Research Article
Linking Spatialized Indicators of Desertification Risks with Observed Land Use/Land Cover Change: An Operational Monitoring System of Desertification
Fetoui M1*, Loireau M2, Essifi B1, Chouikhi F1, Tarhouni M1, Sghaier M1, Laques AE2 and Dérioz P2 | |
1Institute of Arid Regions, Medinine, Tunisia | |
2Institute of Research and Development, UMR 228 SPACE-DEV, House of Remote Sensing IRD pole, 500, rue JF Breton, Montpellier cedex 05, France | |
Corresponding Author : | Fetoui M Institute of Arid Regions Medinine, Tunisia Tel: (+216) 98 280 844 E-mail: mondher_ga@yahoo.fr |
Received January 07, 2015; Accepted January 19, 2015; Published January 29, 2015 | |
Citation: Fetoui M, Loireau M, Essifi B, Chouikhi F, Tarhouni M, et al. (2015) Linking Spatialized Indicators of Desertification Risks with Observed Land Use/ Land Cover Change: An Operational Monitoring System of Desertification.
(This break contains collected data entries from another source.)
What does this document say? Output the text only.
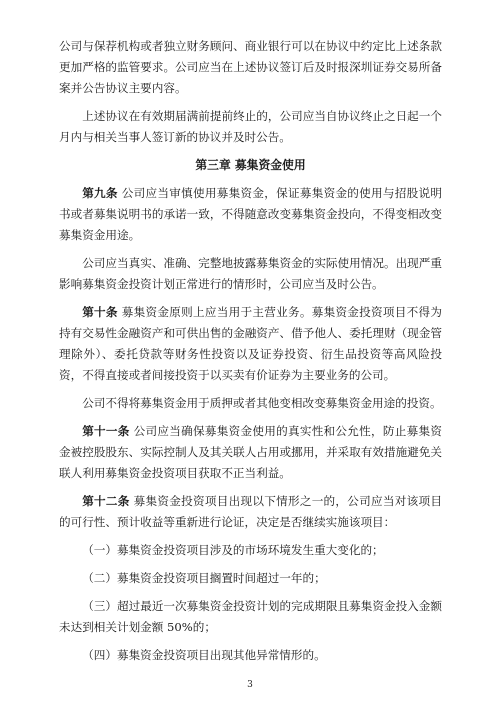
公司与保荐机构或者独立财务顾问、商业银行可以在协议中约定比上述条款更加严格的监管要求。公司应当在上述协议签订后及时报深圳证券交易所备案并公告协议主要内容。

上述协议在有效期届满前提前终止的，公司应当自协议终止之日起一个月内与相关当事人签订新的协议并及时公告。

第三章 募集资金使用

第九条 公司应当审慎使用募集资金，保证募集资金的使用与招股说明书或者募集说明书的承诺一致，不得随意改变募集资金投向，不得变相改变募集资金用途。

公司应当真实、准确、完整地披露募集资金的实际使用情况。出现严重影响募集资金投资计划正常进行的情形时，公司应当及时公告。

第十条 募集资金原则上应当用于主营业务。募集资金投资项目不得为持有交易性金融资产和可供出售的金融资产、借予他人、委托理财（现金管理除外）、委托贷款等财务性投资以及证券投资、衍生品投资等高风险投资，不得直接或者间接投资于以买卖有价证券为主要业务的公司。

公司不得将募集资金用于质押或者其他变相改变募集资金用途的投资。

第十一条 公司应当确保募集资金使用的真实性和公允性，防止募集资金被控股股东、实际控制人及其关联人占用或挪用，并采取有效措施避免关联人利用募集资金投资项目获取不正当利益。

第十二条 募集资金投资项目出现以下情形之一的，公司应当对该项目的可行性、预计收益等重新进行论证，决定是否继续实施该项目：

（一）募集资金投资项目涉及的市场环境发生重大变化的；

（二）募集资金投资项目搁置时间超过一年的；

（三）超过最近一次募集资金投资计划的完成期限且募集资金投入金额未达到相关计划金额 50%的；

（四）募集资金投资项目出现其他异常情形的。

3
J Earth Sci Clim Change 6:252. doi: 10.4172/2157-7617.1000252 | |
Copyright: © 2015 Fetoui M, et al. This is an open-access article distributed under the terms of the Creative Commons Attribution License, which permits unrestricted use, distribution, and reproduction in any medium, provided the original author and source are credited. |
Abstract
The need of useful information for decision-makers to fight against desertification in Tunisian dry zones leads to conceive assessing and monitoring systems that can supply synthetic indicators. These latter should integrate socioeconomic and environmental dimensions with their spatial and temporal diversity at the local scale. This paper proposes an example of information system entitled SIELO (information system for operational desertification monitoring at the local scale). This system attempts to create the link between i) spatialized indicators of desertification risks, built in connection with the systematic complexity of desertification and ii) observed Land Use/ Land Cover (LU/LC) Change. The first type of data arises from pre-existing environmental model: LEIS model (Local Environmental Information System). The second type of data is extracted from satellite images acquired according to regular time steps. The proposed approach is based also on the spatializing of knowledge, via the ‘‘landscape’’ tool in particular. We illustrate the feasibility and the operational effectiveness of a developed software prototype (SIELO v1.0) with an initial application in a Tunisian dry zone. This system showed that it has the capacity to feed an operational monitoring of desertification according to the state of LU/LC directly observed or measured in several dates. Then, it can be useful for the decision-makers in their programs of fighting against desertification, but also to manage uncertainties in southeastern Tunisia, especially climate variability and climate change.